In the plaint as filed the appellants averred that the said contracts were void under the Bombay Cotton Contracts Act, 1932, as being not in accordance with the by-laws of the Association inter alia in the following respects: (1) The contract notes produced by the respondents omitted to state the difference of Rs......... above or below the settlement rate of hedge contracts for the purpose of periodical settlements as required by by-laws 139 and 141; and (2) no provision was made in any of the aforesaid contract notes with regard to the measurement of bales as required by the official form for delivery contracts prescribed in bylaw 80.
The respondents in their written statement contended that there was no by-law which required any person to agree upon any difference above or below the settlement rate of hedge contracts for the purpose of periodical settlements and to state the same.
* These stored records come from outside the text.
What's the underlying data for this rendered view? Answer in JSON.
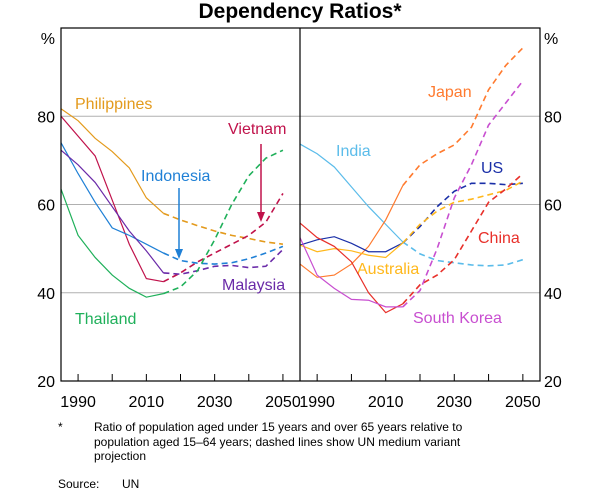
{
  "title": "Dependency Ratios*",
  "footnote_mark": "*",
  "footnote": "Ratio of population aged under 15 years and over 65 years relative to population aged 15–64 years; dashed lines show UN medium variant projection",
  "source_label": "Source:",
  "source": "UN",
  "chart_data": {
    "type": "line",
    "unit_label": "%",
    "ylim": [
      20,
      100
    ],
    "yticks": [
      20,
      40,
      60,
      80
    ],
    "xlim": [
      1985,
      2055
    ],
    "xticks": [
      1990,
      2010,
      2030,
      2050
    ],
    "x": [
      1985,
      1990,
      1995,
      2000,
      2005,
      2010,
      2015,
      2020,
      2025,
      2030,
      2035,
      2040,
      2045,
      2050
    ],
    "projection_start": 2015,
    "grid": true,
    "panels": [
      {
        "name": "left",
        "series": [
          {
            "name": "Philippines",
            "color": "#e39a1c",
            "values": [
              81.7,
              79,
              75,
              72,
              68.3,
              61.5,
              58,
              56.5,
              55.2,
              54,
              53,
              52.3,
              51.5,
              51
            ]
          },
          {
            "name": "Vietnam",
            "color": "#c0124b",
            "values": [
              80,
              75.5,
              71,
              61,
              51,
              43.2,
              42.5,
              44.5,
              47,
              49,
              51,
              53,
              56,
              62.5
            ]
          },
          {
            "name": "Indonesia",
            "color": "#1f80d6",
            "values": [
              74,
              67,
              60.5,
              54.7,
              53,
              51,
              49,
              47.3,
              46.7,
              46.5,
              46.8,
              47.7,
              49,
              50.5
            ]
          },
          {
            "name": "Malaysia",
            "color": "#6a2aa8",
            "values": [
              72.3,
              69,
              65,
              59.5,
              54,
              49.5,
              44.5,
              44.2,
              45,
              46,
              46.2,
              45.7,
              46,
              49.8
            ]
          },
          {
            "name": "Thailand",
            "color": "#1fb05a",
            "values": [
              63.5,
              53,
              48,
              44,
              41,
              39,
              39.8,
              41.3,
              45,
              52,
              60,
              66.5,
              70.5,
              72.3
            ]
          }
        ]
      },
      {
        "name": "right",
        "series": [
          {
            "name": "India",
            "color": "#5bbcea",
            "values": [
              73.7,
              71.5,
              68.5,
              64,
              59.5,
              55.5,
              51.5,
              48.8,
              47.3,
              46.8,
              46.3,
              46.1,
              46.3,
              47.5
            ]
          },
          {
            "name": "Japan",
            "color": "#ff7a2e",
            "values": [
              46.5,
              43.5,
              44,
              46.5,
              50.5,
              56.5,
              64.3,
              69,
              71.5,
              73.5,
              77.5,
              86,
              91.5,
              95.5
            ]
          },
          {
            "name": "US",
            "color": "#1a2fa8",
            "values": [
              50.8,
              52,
              52.7,
              51.2,
              49.3,
              49.3,
              51.3,
              55,
              59.5,
              63,
              64.8,
              64.8,
              64.5,
              64.8
            ]
          },
          {
            "name": "Australia",
            "color": "#ffb81c",
            "values": [
              50.8,
              49.3,
              50,
              49.5,
              48.5,
              48,
              51.3,
              55.5,
              58.5,
              60.5,
              61.2,
              62.2,
              63.2,
              65.3
            ]
          },
          {
            "name": "China",
            "color": "#e8302a",
            "values": [
              55.8,
              52.5,
              50.5,
              47,
              40,
              35.5,
              37.5,
              41.8,
              44,
              47.5,
              54,
              60.5,
              63.5,
              67
            ]
          },
          {
            "name": "South Korea",
            "color": "#c84fd0",
            "values": [
              52.5,
              44,
              41,
              38.5,
              38.3,
              36.8,
              36.8,
              40.5,
              50,
              61.5,
              69,
              78,
              83,
              88
            ]
          }
        ]
      }
    ]
  }
}
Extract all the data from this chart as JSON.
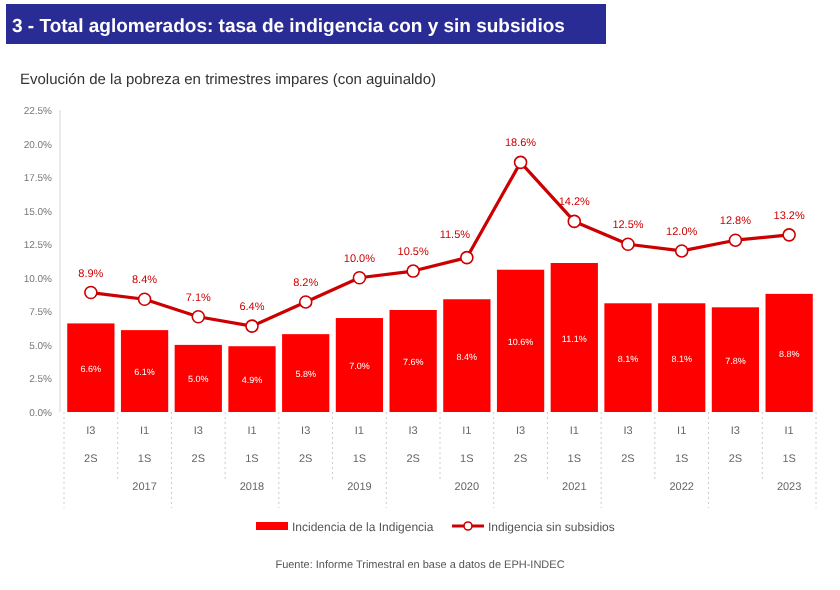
{
  "chart_data": {
    "type": "bar",
    "title": "3 - Total aglomerados: tasa de indigencia con y sin subsidios",
    "subtitle": "Evolución de la pobreza en trimestres impares (con aguinaldo)",
    "categories": [
      "I3",
      "I1",
      "I3",
      "I1",
      "I3",
      "I1",
      "I3",
      "I1",
      "I3",
      "I1",
      "I3",
      "I1",
      "I3",
      "I1"
    ],
    "series": [
      {
        "name": "Incidencia de la Indigencia",
        "color": "#ff0000",
        "values": [
          6.6,
          6.1,
          5.0,
          4.9,
          5.8,
          7.0,
          7.6,
          8.4,
          10.6,
          11.1,
          8.1,
          8.1,
          7.8,
          8.8
        ],
        "value_labels": [
          "6.6%",
          "6.1%",
          "5.0%",
          "4.9%",
          "5.8%",
          "7.0%",
          "7.6%",
          "8.4%",
          "10.6%",
          "11.1%",
          "8.1%",
          "8.1%",
          "7.8%",
          "8.8%"
        ]
      },
      {
        "name": "Indigencia sin subsidios",
        "type": "line",
        "color": "#cc0000",
        "marker": "circle",
        "values": [
          8.9,
          8.4,
          7.1,
          6.4,
          8.2,
          10.0,
          10.5,
          11.5,
          18.6,
          14.2,
          12.5,
          12.0,
          12.8,
          13.2
        ],
        "value_labels": [
          "8.9%",
          "8.4%",
          "7.1%",
          "6.4%",
          "8.2%",
          "10.0%",
          "10.5%",
          "11.5%",
          "18.6%",
          "14.2%",
          "12.5%",
          "12.0%",
          "12.8%",
          "13.2%"
        ]
      }
    ],
    "ylim": [
      0,
      22.5
    ],
    "yticks": [
      {
        "value": 0,
        "label": "0.0%"
      },
      {
        "value": 2.5,
        "label": "2.5%"
      },
      {
        "value": 5,
        "label": "5.0%"
      },
      {
        "value": 7.5,
        "label": "7.5%"
      },
      {
        "value": 10,
        "label": "10.0%"
      },
      {
        "value": 12.5,
        "label": "12.5%"
      },
      {
        "value": 15,
        "label": "15.0%"
      },
      {
        "value": 17.5,
        "label": "17.5%"
      },
      {
        "value": 20,
        "label": "20.0%"
      },
      {
        "value": 22.5,
        "label": "22.5%"
      }
    ],
    "legend": "bottom",
    "annotations": [
      "Fuente: Informe Trimestral en base a datos de EPH-INDEC",
      "2S",
      "1S",
      "2S",
      "1S",
      "2S",
      "1S",
      "2S",
      "1S",
      "2S",
      "1S",
      "2S",
      "1S",
      "2S",
      "1S",
      "2017",
      "2018",
      "2019",
      "2020",
      "2021",
      "2022",
      "2023"
    ]
  }
}
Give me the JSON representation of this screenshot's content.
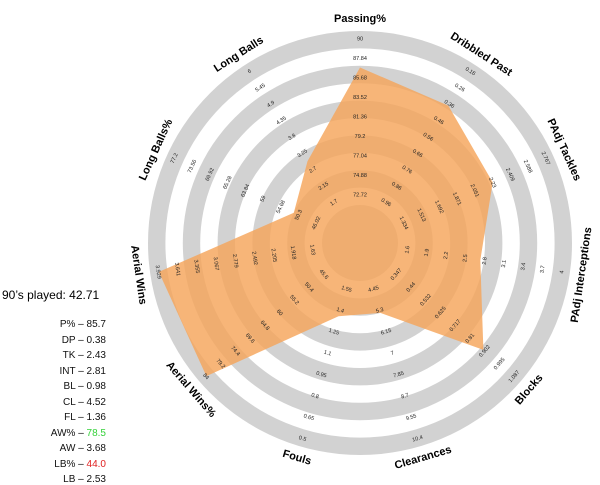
{
  "chart_data": {
    "type": "radar",
    "range_low_color": "#ff4d4d",
    "ring_color": "#d2d2d2",
    "fill_color": "#f5a55a",
    "axes": [
      {
        "label": "Passing%",
        "ticks": [
          "72.72",
          "74.88",
          "77.04",
          "79.2",
          "81.36",
          "83.52",
          "85.68",
          "87.84",
          "90"
        ],
        "value": 85.7,
        "position": 0.79
      },
      {
        "label": "Dribbled Past",
        "ticks": [
          "0.96",
          "0.86",
          "0.76",
          "0.66",
          "0.56",
          "0.46",
          "0.36",
          "0.26",
          "0.16"
        ],
        "value": 0.38,
        "position": 0.72
      },
      {
        "label": "PAdj Tackles",
        "ticks": [
          "1.334",
          "1.513",
          "1.692",
          "1.871",
          "2.051",
          "2.23",
          "2.409",
          "2.588",
          "2.767"
        ],
        "value": 2.43,
        "position": 0.62
      },
      {
        "label": "PAdj Interceptions",
        "ticks": [
          "1.6",
          "1.9",
          "2.2",
          "2.5",
          "2.8",
          "3.1",
          "3.4",
          "3.7",
          "4"
        ],
        "value": 2.81,
        "position": 0.48
      },
      {
        "label": "Blocks",
        "ticks": [
          "0.347",
          "0.44",
          "0.532",
          "0.625",
          "0.717",
          "0.81",
          "0.902",
          "0.995",
          "1.087"
        ],
        "value": 0.98,
        "position": 0.72
      },
      {
        "label": "Clearances",
        "ticks": [
          "4.45",
          "5.3",
          "6.15",
          "7",
          "7.85",
          "8.7",
          "9.55",
          "10.4"
        ],
        "value": 4.52,
        "position": 0.2
      },
      {
        "label": "Fouls",
        "ticks": [
          "1.55",
          "1.4",
          "1.25",
          "1.1",
          "0.95",
          "0.8",
          "0.65",
          "0.5"
        ],
        "value": 1.36,
        "position": 0.22
      },
      {
        "label": "Aerial Wins%",
        "ticks": [
          "45.6",
          "50.4",
          "55.2",
          "60",
          "64.8",
          "69.6",
          "74.4",
          "79.2",
          "84"
        ],
        "value": 78.5,
        "position": 0.95
      },
      {
        "label": "Aerial Wins",
        "ticks": [
          "1.63",
          "1.918",
          "2.205",
          "2.492",
          "2.779",
          "3.067",
          "3.355",
          "3.641",
          "3.929"
        ],
        "value": 3.68,
        "position": 0.95
      },
      {
        "label": "Long Balls%",
        "ticks": [
          "46.02",
          "50.3",
          "54.68",
          "59",
          "63.84",
          "65.28",
          "69.92",
          "73.56",
          "77.2"
        ],
        "value": 44.0,
        "position": 0.2
      },
      {
        "label": "Long Balls",
        "ticks": [
          "1.7",
          "2.15",
          "2.7",
          "3.25",
          "3.8",
          "4.35",
          "4.9",
          "5.45",
          "6"
        ],
        "value": 2.53,
        "position": 0.34
      }
    ]
  },
  "stats_panel": {
    "played_label": "90’s played: 42.71",
    "rows": [
      {
        "label": "P% – ",
        "value": "85.7",
        "color": "#111111"
      },
      {
        "label": "DP – ",
        "value": "0.38",
        "color": "#111111"
      },
      {
        "label": "TK – ",
        "value": "2.43",
        "color": "#111111"
      },
      {
        "label": "INT – ",
        "value": "2.81",
        "color": "#111111"
      },
      {
        "label": "BL – ",
        "value": "0.98",
        "color": "#111111"
      },
      {
        "label": "CL – ",
        "value": "4.52",
        "color": "#111111"
      },
      {
        "label": "FL – ",
        "value": "1.36",
        "color": "#111111"
      },
      {
        "label": "AW% – ",
        "value": "78.5",
        "color": "#35d13a"
      },
      {
        "label": "AW – ",
        "value": "3.68",
        "color": "#111111"
      },
      {
        "label": "LB% – ",
        "value": "44.0",
        "color": "#e02020"
      },
      {
        "label": "LB – ",
        "value": "2.53",
        "color": "#111111"
      }
    ]
  }
}
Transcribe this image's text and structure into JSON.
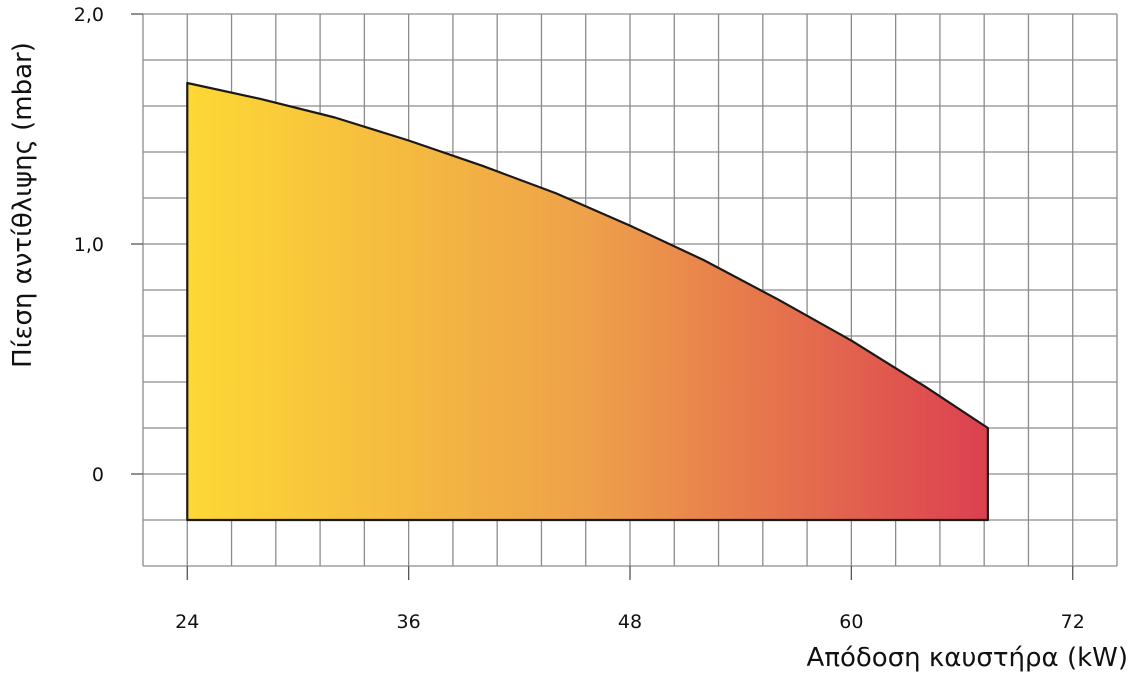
{
  "chart_data": {
    "type": "area",
    "title": "",
    "xlabel": "Απόδοση καυστήρα (kW)",
    "ylabel": "Πίεση αντίθλιψης (mbar)",
    "x_ticks": [
      {
        "value": 24,
        "label": "24"
      },
      {
        "value": 36,
        "label": "36"
      },
      {
        "value": 48,
        "label": "48"
      },
      {
        "value": 60,
        "label": "60"
      },
      {
        "value": 72,
        "label": "72"
      }
    ],
    "y_ticks": [
      {
        "value": 0,
        "label": "0"
      },
      {
        "value": 1.0,
        "label": "1,0"
      },
      {
        "value": 2.0,
        "label": "2,0"
      }
    ],
    "xlim": [
      21.6,
      74.4
    ],
    "ylim": [
      -0.4,
      2.0
    ],
    "grid": true,
    "baseline": -0.2,
    "x": [
      24,
      28,
      32,
      36,
      40,
      44,
      48,
      52,
      56,
      60,
      64,
      67.4
    ],
    "values": [
      1.7,
      1.63,
      1.55,
      1.45,
      1.34,
      1.22,
      1.08,
      0.93,
      0.76,
      0.58,
      0.38,
      0.2
    ],
    "gradient": [
      "#fdd835",
      "#eea14a",
      "#dc4050"
    ],
    "line_color": "#1a1a1a",
    "grid_color": "#8c8c8c"
  }
}
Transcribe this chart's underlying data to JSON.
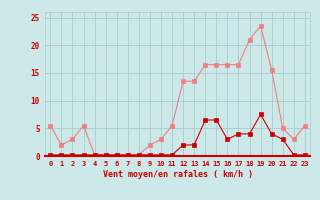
{
  "hours": [
    0,
    1,
    2,
    3,
    4,
    5,
    6,
    7,
    8,
    9,
    10,
    11,
    12,
    13,
    14,
    15,
    16,
    17,
    18,
    19,
    20,
    21,
    22,
    23
  ],
  "rafales": [
    5.5,
    2.0,
    3.0,
    5.5,
    0.2,
    0.2,
    0.2,
    0.2,
    0.2,
    2.0,
    3.0,
    5.5,
    13.5,
    13.5,
    16.5,
    16.5,
    16.5,
    16.5,
    21.0,
    23.5,
    15.5,
    5.0,
    3.0,
    5.5
  ],
  "moyen": [
    0.2,
    0.2,
    0.2,
    0.2,
    0.2,
    0.2,
    0.2,
    0.2,
    0.2,
    0.2,
    0.2,
    0.2,
    2.0,
    2.0,
    6.5,
    6.5,
    3.0,
    4.0,
    4.0,
    7.5,
    4.0,
    3.0,
    0.2,
    0.2
  ],
  "color_rafales": "#f08080",
  "color_moyen": "#cc0000",
  "bg_color": "#cce8e8",
  "grid_color": "#aacccc",
  "axis_color": "#cc0000",
  "xlabel": "Vent moyen/en rafales ( km/h )",
  "ylim": [
    0,
    26
  ],
  "yticks": [
    0,
    5,
    10,
    15,
    20,
    25
  ],
  "marker": "s",
  "markersize": 2.5,
  "linewidth": 0.8
}
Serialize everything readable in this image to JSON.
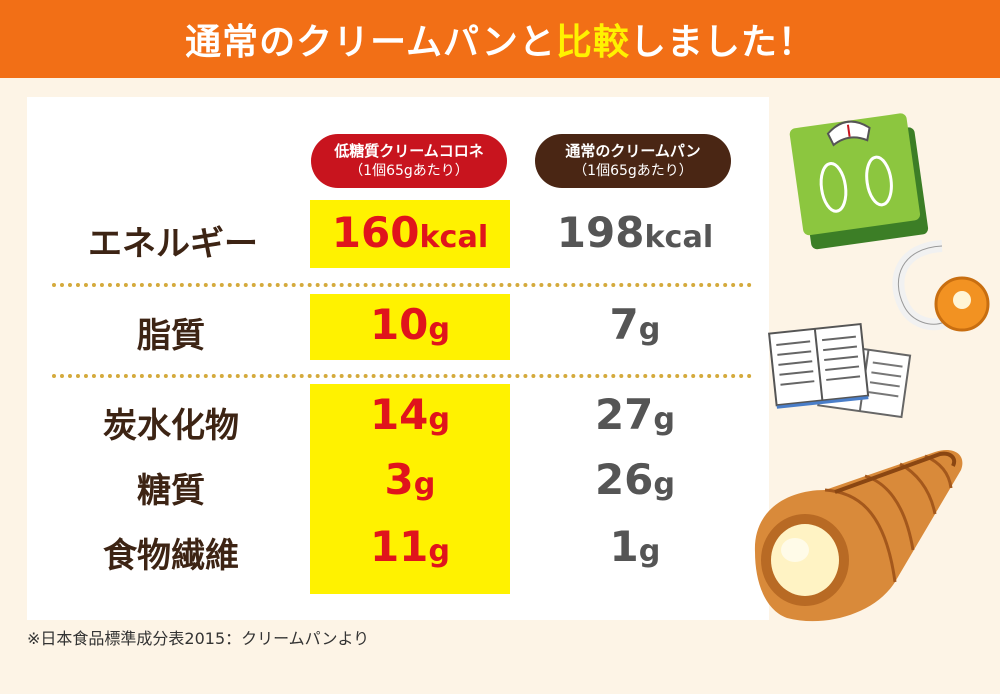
{
  "header": {
    "title_part1": "通常のクリームパンと",
    "title_highlight": "比較",
    "title_part2": "しました！"
  },
  "columns": {
    "low": {
      "name": "低糖質クリームコロネ",
      "sub": "（1個65gあたり）"
    },
    "std": {
      "name": "通常のクリームパン",
      "sub": "（1個65gあたり）"
    }
  },
  "rows": [
    {
      "label": "エネルギー",
      "low_num": "160",
      "low_unit": "kcal",
      "std_num": "198",
      "std_unit": "kcal"
    },
    {
      "label": "脂質",
      "low_num": "10",
      "low_unit": "g",
      "std_num": "7",
      "std_unit": "g"
    },
    {
      "label": "炭水化物",
      "low_num": "14",
      "low_unit": "g",
      "std_num": "27",
      "std_unit": "g"
    },
    {
      "label": "糖質",
      "low_num": "3",
      "low_unit": "g",
      "std_num": "26",
      "std_unit": "g"
    },
    {
      "label": "食物繊維",
      "low_num": "11",
      "low_unit": "g",
      "std_num": "1",
      "std_unit": "g"
    }
  ],
  "footnote": "※日本食品標準成分表2015：クリームパンより",
  "colors": {
    "banner": "#f26f16",
    "highlight": "#fff200",
    "low_badge": "#c8141e",
    "std_badge": "#4a2614",
    "low_value": "#e0141c",
    "std_value": "#555555"
  },
  "illustrations": [
    "bathroom-scale-icon",
    "tape-measure-icon",
    "notebooks-icon",
    "cream-cornet-icon"
  ]
}
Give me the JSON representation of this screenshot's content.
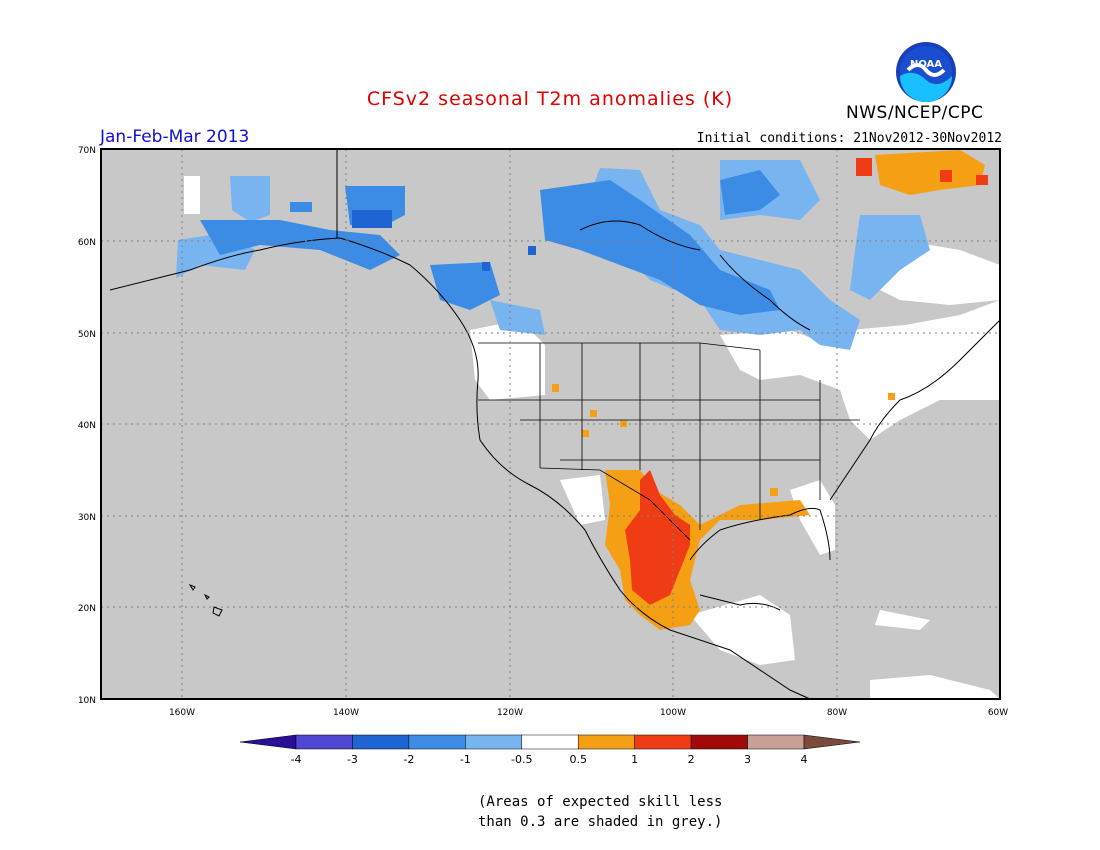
{
  "header": {
    "title": "CFSv2 seasonal T2m anomalies (K)",
    "period": "Jan-Feb-Mar 2013",
    "initial_conditions": "Initial conditions: 21Nov2012-30Nov2012",
    "agency": "NWS/NCEP/CPC",
    "logo_text": "NOAA"
  },
  "map": {
    "region": "North America",
    "lon_range": [
      -172,
      -60
    ],
    "lat_range": [
      10,
      70
    ],
    "lat_labels": [
      "70N",
      "60N",
      "50N",
      "40N",
      "30N",
      "20N",
      "10N"
    ],
    "lon_labels": [
      "160W",
      "140W",
      "120W",
      "100W",
      "80W",
      "60W"
    ],
    "background_color": "#c8c8c8",
    "anomaly_regions": [
      {
        "name": "Alaska cool",
        "category": "-1 to -0.5",
        "color": "#78b4f0"
      },
      {
        "name": "Canada cool",
        "category": "-2 to -1",
        "color": "#3c8ce6"
      },
      {
        "name": "Texas/Mexico warm",
        "category": "1 to 2",
        "color": "#f03c14"
      },
      {
        "name": "Gulf coast warm",
        "category": "0.5 to 1",
        "color": "#f5a014"
      },
      {
        "name": "Greenland warm",
        "category": "1 to 2",
        "color": "#f03c14"
      },
      {
        "name": "Northeast neutral",
        "category": "-0.5 to 0.5",
        "color": "#ffffff"
      }
    ]
  },
  "colorbar": {
    "tick_labels": [
      "-4",
      "-3",
      "-2",
      "-1",
      "-0.5",
      "0.5",
      "1",
      "2",
      "3",
      "4"
    ],
    "colors": [
      "#2a0f96",
      "#5046d2",
      "#1e64d2",
      "#3c8ce6",
      "#78b4f0",
      "#ffffff",
      "#f5a014",
      "#f03c14",
      "#a00a0a",
      "#c8a096",
      "#7a4a3a"
    ]
  },
  "note": {
    "line1": "(Areas of expected skill less",
    "line2": "than 0.3 are shaded in grey.)"
  }
}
They further contended that the relative provisions contained in the official contract form had become obsolete as at all material times therewere no hedge contracts bearing different numbers and in practice the said contracts were not put through periodical settlements. They also contended that at all material times there was no by law which required any person to agree upon any specific measurements in respect of the bales agreed to be purchased inasmuch as the operation of by-law 101 in regard thereto had been suspended by the Board since 30/11/1942.